You might have missed this, but everyone's most loathed conservative hellspawn, Liz Cheney, had an op-ed in the Wall Street Journal today and it is a humdinger. But instead of forcing you to read her deranged ramblings, I'll let Jonathan Chait sum it up:
She (and thus, by extension, her father) is obviously stark raving mad.
Ouch. Do go on.
Even after four years of bug-eyed right-wing paranoia, Cheney's op-ed stands out for its utter dearth of the slightest whiff of perspective or factual grounding. President Obama, she tells us, "is the most radical man ever to occupy the Oval Office. He has "launched a war on American's Second Amendment rights." He does not want the economy to grow. ("He believes in greater redistribution of a much smaller pie.") Obama "seems unaware that the free-enterprise system has lifted more people out of poverty than any other economic system devised by man" - which is odd, because Obama is always saying things like "business, and not government, will always be the primary generator of good jobs with incomes that lift people into the middle class and keep them there." The best approximations of America's future under Obama are tiny European nations that lack control of their own currency. ("If you're unsure of what this America would look like, Google "Cyprus" or "Greece.")
Yep. That's pretty nuts (if fairly standard for Republicans these days). But it's foreign policy, supposedly Liz's area of "expertise" (remember, she was deputy assistant SOS for near eastern affairs under Dubya and Daddy Darth), that she
really gets unhinged:
Obama, she argues, has not only weakened America, he wants to weaken America's world standing in the same way he wants to shrink its economy ("there is no longer a question of whether this was his intent"). He wants to "pre-emptively disarm the United States."
You know, I love
The Manchurian Candidate too, Liz. The difference is, I know it's fiction.

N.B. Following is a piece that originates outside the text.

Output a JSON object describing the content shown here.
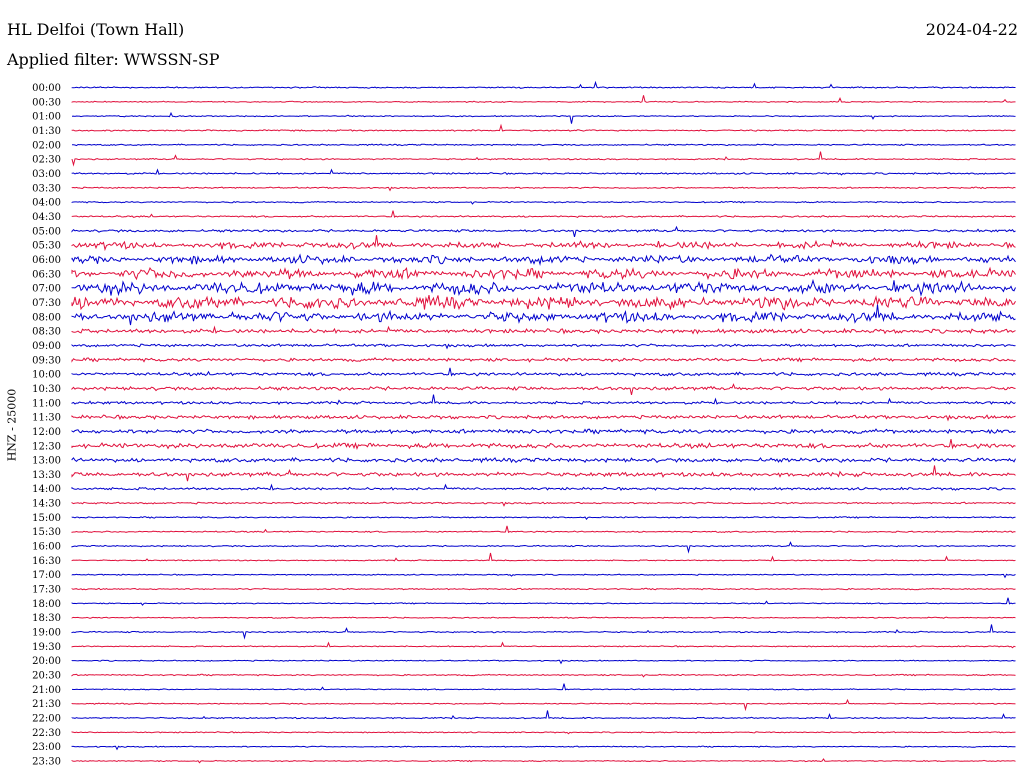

Yep, pretty crazy. But here's where Chait really highlights Liz's craziness and it revolves around a quote from a speech from Ronald Reagan in 1961:
"Freedom is never more than one generation away from extinction. We didn't pass it on to our children in the bloodstream. The only way they can inherit the freedom we have known is if we fight for it, protect it, defend it and then hand it to them with the well-taught lessons of how they in their lifetime must do the same. And if you and I don't do this, then you and I may well spend our sunset years telling our children and our children's children what it once was like in America when men were free."
Strong words. But then Chait reveals what Reagan was talking about here:
There is one confusing passage in here - "this." Reagan warns that "if you and I don't do this," then freedom in America will be extinguished forever. But what is "this?" "This" referred to stopping the enactment of Medicare.
Yep, Medicare. Just like Social Security decades before. Because while the government programs change, the irrational hatred remains the same:
The paranoia is simply transferred from one event to the next. Conservatives likened the establisment of Social Security to socialism and tyranny. Reagan, speaking a quarter-century later, assured his audience that he loved Social Security but that Medicare would surely fulfill those same warnings. Republican now pledge their love for Medicare but see Obamacare as the death knell for freedom.
And since I don't want to let Chait have all the fun, here's
Steve Benen's summation of Cheney's screed:
It's a truly ridiculous tirade with all the sophistication and accuracy of a Breibart commentary section.
Nothing more needs be said. Liz, you so crazy.